Arrive enfin la 3ème étape et l’aboutissement de ce patient travail d’approche. Puisque je ne suis plus une inconnue pour mes sujets, puisqu’ils ne sont plus des inconnus pour moi, et puisque je commence à comprendre comment ils fonctionnent : je peux me permettre de me rapprocher et commencer à travailler au grand angle (-2m). À mes yeux ces photos là sont à la fois les plus belles et les plus difficiles à faire.
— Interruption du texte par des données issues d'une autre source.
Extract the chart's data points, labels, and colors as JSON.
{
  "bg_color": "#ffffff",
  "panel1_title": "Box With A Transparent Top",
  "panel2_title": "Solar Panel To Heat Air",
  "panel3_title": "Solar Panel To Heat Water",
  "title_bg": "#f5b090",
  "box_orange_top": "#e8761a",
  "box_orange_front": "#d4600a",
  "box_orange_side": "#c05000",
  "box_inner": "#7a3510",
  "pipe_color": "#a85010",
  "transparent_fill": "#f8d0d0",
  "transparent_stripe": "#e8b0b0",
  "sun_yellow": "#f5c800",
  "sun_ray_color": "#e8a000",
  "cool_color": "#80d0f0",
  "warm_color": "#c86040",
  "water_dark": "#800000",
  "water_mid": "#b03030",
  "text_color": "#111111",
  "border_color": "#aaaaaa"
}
J’ai réfléchi à distance aux cadres qu’il serait intéressant de construire, au moments qu’il me faudrait immortaliser, à comment me placer, et placer mon appareil dans un volume… Mais il me faut accepter qu’une poignée de paramètres ne soient pas en mon contrôle : et c’est tout ce qui fait la magie de ce métier !!

Prise de visée lors de la mise en œuvre d’un mortier par le 68e RAA [Ref:4320-03-0250]
Il s’agit cette fois d’une photo réalisée au 11mm (grand-angle), impossible pour le viseur de ne pas remarquer l’objectif l’observant à quelques centimètres de sa main !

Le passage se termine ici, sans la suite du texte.